Owner City of Boston Owner’s

Project Manager PMA Consultants

Architect Sasaki Associates

Collaborating Architect Mecanoo Architecten

General Contractor Shawmut Design and Construction

Structural/MEP Engineer Arup

To deliver the Bruce C. Bolling Municipal Building in Boston’s Dudley Square, the design and construction team balanced the needs of the city of Boston with the local community’s concerns, while demonstrating an ability to leverage emerging tools and techniques.

The city office building houses the administrative headquarters of the Boston Public Schools and Roxbury Innovation Center, a publicly funded start-up accelerator. It also features ground-level retail space.

To meet tenant needs, Sasaki Associates, Watertown, Mass., and Mecanoo Architecten, Netherlands, designed a 215,000-sq-ft building on a 29,611-sq-ft site. Victor Vizgaitis, principal at Sasaki, says the team needed to respect the context of the neighborhood, which features mostly low-rise residential buildings. “You can’t just drop a 40-story office tower in a neighborhood like this,” he says.

The site was also home to several late 19th-century buildings that helped define the character of Dudley Square, including the former Ferdinand Furniture Building, the Curtis Block and the Waterman & Sons building. “When we reached out to the community, people shared stories about going to [Ferdinand Furniture] with their grandmother to buy their first couch,” Vizgaitis says. “We recognized it was an important part of their history.”

The design solution incorporates the historic facades of the three buildings, backed by a modern office building that incorporates the bulk of its occupied space toward the back of the structure, away from the street frontage. “By doing that, you’re not changing the neighborhood—you’re inserting something into the background that links these pieces of history together,” he says.

However, the project did write a new piece of history for construction in the city. It was the Public Facilities Dept.’s first use of the construction manager at-risk delivery model.

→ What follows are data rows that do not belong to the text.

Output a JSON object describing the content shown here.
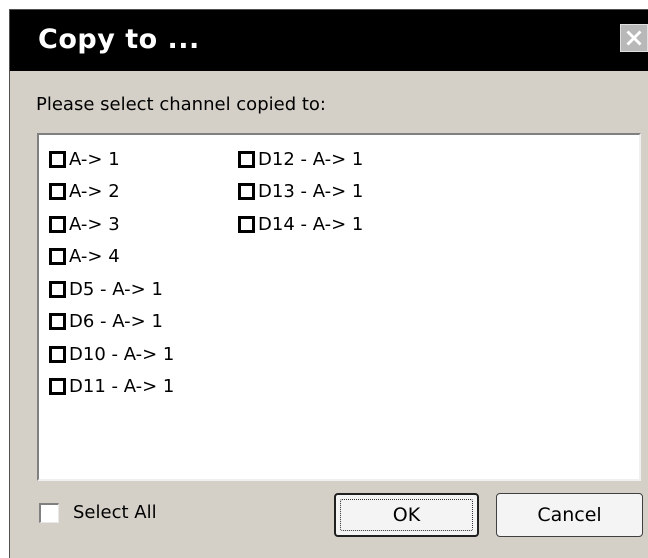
{
  "dialog": {
    "title": "Copy to ...",
    "close_icon": "close-icon",
    "prompt": "Please select channel copied to:",
    "channels_col1": [
      {
        "label": "A-> 1",
        "checked": false
      },
      {
        "label": "A-> 2",
        "checked": false
      },
      {
        "label": "A-> 3",
        "checked": false
      },
      {
        "label": "A-> 4",
        "checked": false
      },
      {
        "label": "D5 - A-> 1",
        "checked": false
      },
      {
        "label": "D6 - A-> 1",
        "checked": false
      },
      {
        "label": "D10 - A-> 1",
        "checked": false
      },
      {
        "label": "D11 - A-> 1",
        "checked": false
      }
    ],
    "channels_col2": [
      {
        "label": "D12 - A-> 1",
        "checked": false
      },
      {
        "label": "D13 - A-> 1",
        "checked": false
      },
      {
        "label": "D14 - A-> 1",
        "checked": false
      }
    ],
    "select_all_label": "Select All",
    "select_all_checked": false,
    "ok_label": "OK",
    "cancel_label": "Cancel"
  },
  "colors": {
    "titlebar": "#000000",
    "title_text": "#ffffff",
    "dialog_bg": "#d4d0c8",
    "list_bg": "#ffffff"
  }
}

Faced with a 32-month schedule to deliver the project, the team devised a non-traditional phased approach. Extensive preconstruction entailed early release bid packages for demolition, foundations, structural steel and design-assist curtain wall managed within the overall program budget. Nine design packages were released during a nine-month period while excavation and foundation work progressed.

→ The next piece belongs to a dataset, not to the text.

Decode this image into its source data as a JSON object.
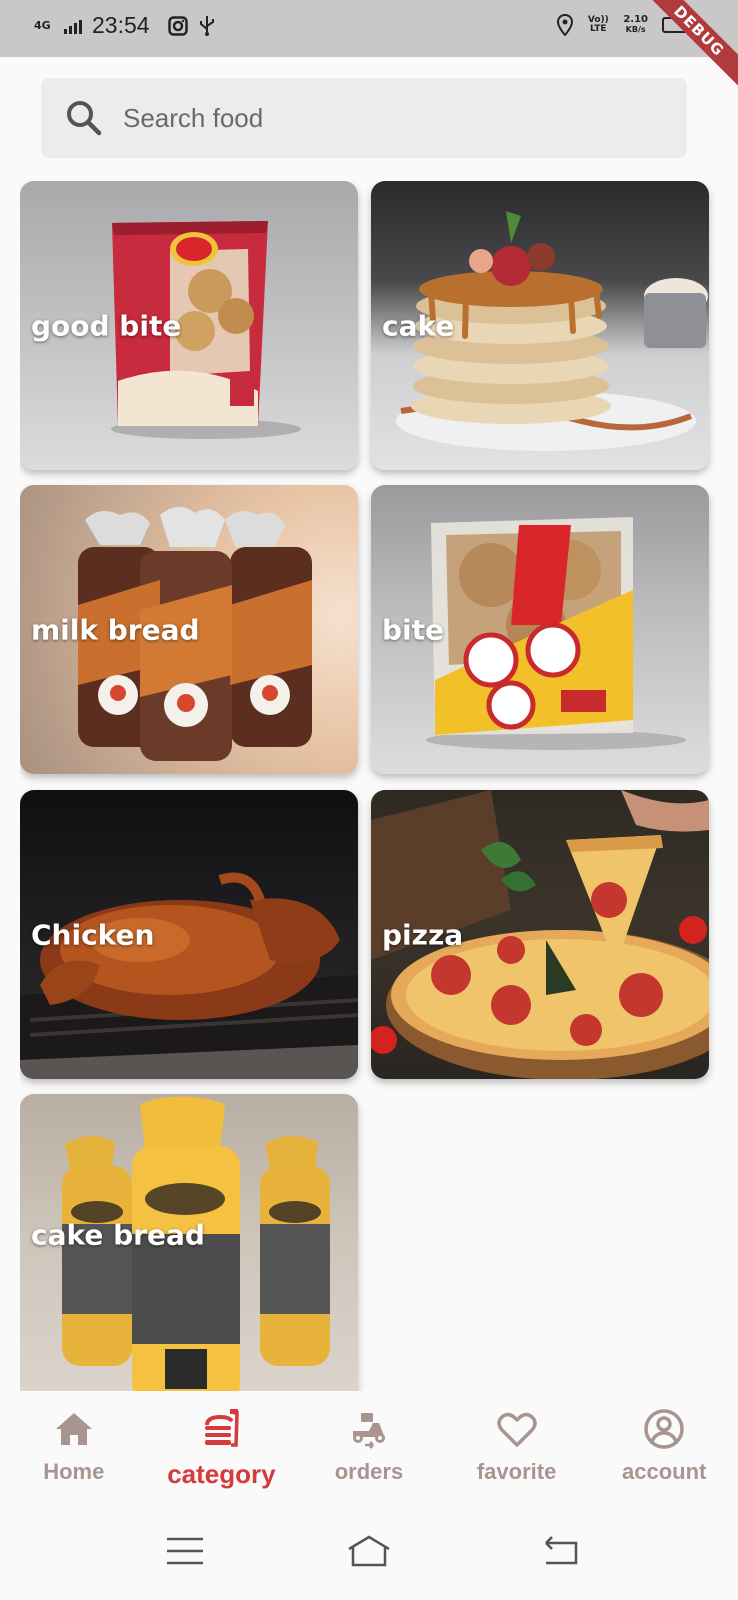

Early release packages and out-of-sequence phasing required extensive use of virtual design and construction. The team worked closely with consultants and subcontractors to coordinate the work of various trades. Shawmut Design and Construction hired a full-time virtual construction planner to help manage 3D models.

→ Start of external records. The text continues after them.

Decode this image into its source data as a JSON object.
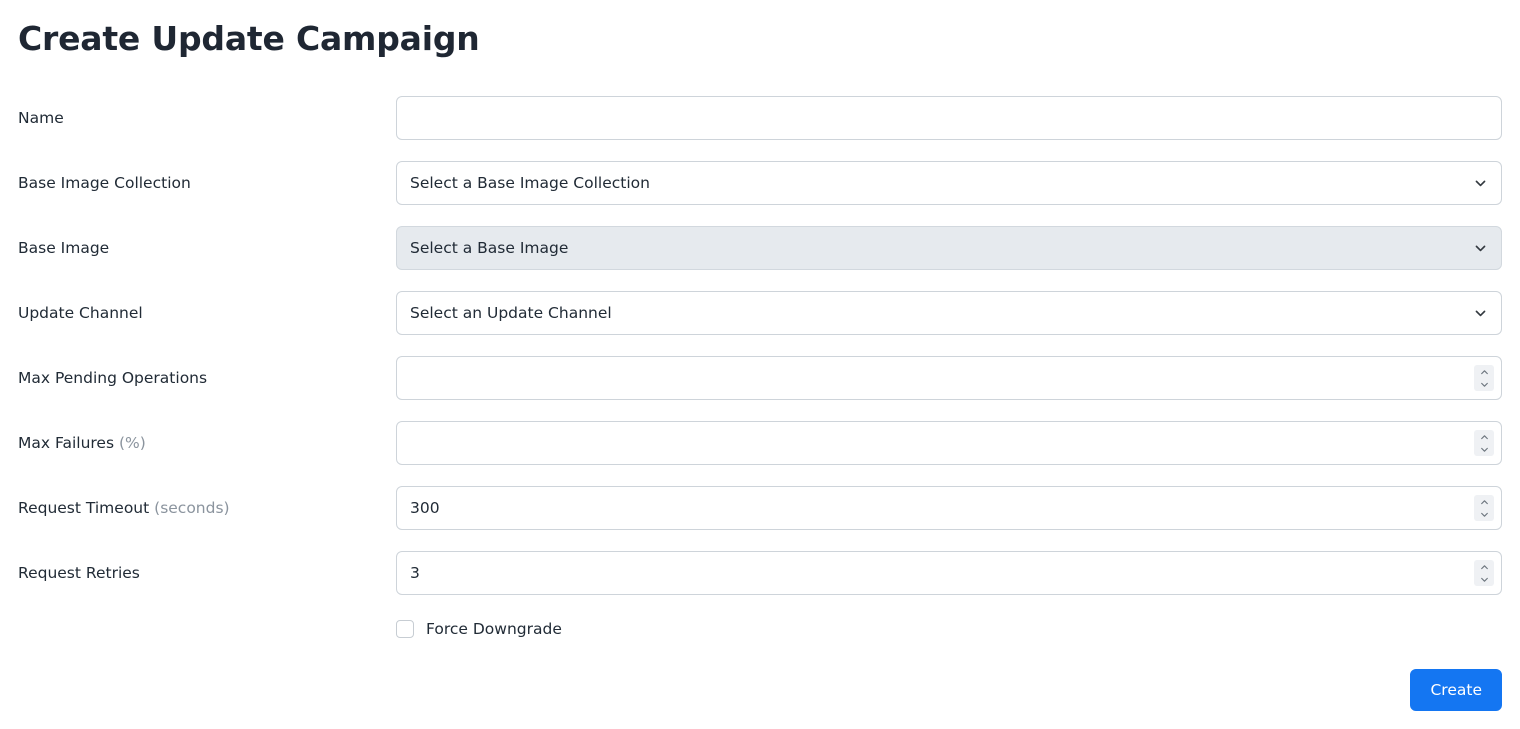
{
  "page": {
    "title": "Create Update Campaign"
  },
  "colors": {
    "primary_button": "#1476f2",
    "text": "#212b36",
    "title": "#1f2733",
    "hint_text": "#8b949e",
    "border": "#ced4da",
    "muted_field_bg": "#e6eaee",
    "spinner_bg": "#eff1f4"
  },
  "form": {
    "fields": [
      {
        "label": "Name",
        "label_hint": "",
        "type": "text",
        "value": "",
        "placeholder": "",
        "disabled": false,
        "name": "name"
      },
      {
        "label": "Base Image Collection",
        "label_hint": "",
        "type": "select",
        "value": "Select a Base Image Collection",
        "placeholder": "",
        "disabled": false,
        "name": "base-image-collection"
      },
      {
        "label": "Base Image",
        "label_hint": "",
        "type": "select",
        "value": "Select a Base Image",
        "placeholder": "",
        "disabled": true,
        "name": "base-image"
      },
      {
        "label": "Update Channel",
        "label_hint": "",
        "type": "select",
        "value": "Select an Update Channel",
        "placeholder": "",
        "disabled": false,
        "name": "update-channel"
      },
      {
        "label": "Max Pending Operations",
        "label_hint": "",
        "type": "number",
        "value": "",
        "placeholder": "",
        "disabled": false,
        "name": "max-pending-operations"
      },
      {
        "label": "Max Failures ",
        "label_hint": "(%)",
        "type": "number",
        "value": "",
        "placeholder": "",
        "disabled": false,
        "name": "max-failures"
      },
      {
        "label": "Request Timeout ",
        "label_hint": "(seconds)",
        "type": "number",
        "value": "300",
        "placeholder": "",
        "disabled": false,
        "name": "request-timeout"
      },
      {
        "label": "Request Retries",
        "label_hint": "",
        "type": "number",
        "value": "3",
        "placeholder": "",
        "disabled": false,
        "name": "request-retries"
      }
    ],
    "checkbox": {
      "label": "Force Downgrade",
      "checked": false,
      "name": "force-downgrade"
    },
    "submit_button": {
      "label": "Create"
    }
  },
  "icons": {
    "select_chevron": "chevron-down-icon",
    "spinner_up": "chevron-up-icon",
    "spinner_down": "chevron-down-icon"
  }
}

“We had to start concrete before we even had our steel contractor on board,” says Micah O’Neil, senior project manager at Shawmut. “In the end, it was as smooth of a job with steel coordination as I’ve ever experienced.”

In addition, a project-dedicated remote document management system coordinated major systems and components, including structural systems and exterior glazing and structure and envelope of the historic facades. BIM was also used to coordinate MEP systems and interior finishes, including the lobby, a monumental stair, interior and exterior curtain walls, the ceiling grid, piping for sprinklers and the chilled beam heating and cooling system.

Another major challenge of the project was bracing the three facades while construction activities took place behind them. Working with engineers, Shawmut adopted a strategy that allowed bracing from the interior that could be removed after the new structure was in place. The approach allowed for circular flow of construction traffic around the site perimeter and minimized disruptions at a nearby bus terminal. The strategy also allowed restoration work to begin eight months early. Historic terra-cotta elements could be more easily extracted, duplicated and installed to meet the project schedule milestones.

Despite its close ties with history, the Bolling Building is a model of modern sustainability. Forty percent of the exterior walls are glazed, allowing ample light inside. Daylight sensors calibrate lighting depending on need, while low-flow plumbing fixtures reduce water use.

The project’s workforce also had a positive impact on the local community. The team exceeded goals for subcontractors to employ at least 50% local residents, 25% minorities and 10% women—tallying some of the highest percentages ever achieved in Boston.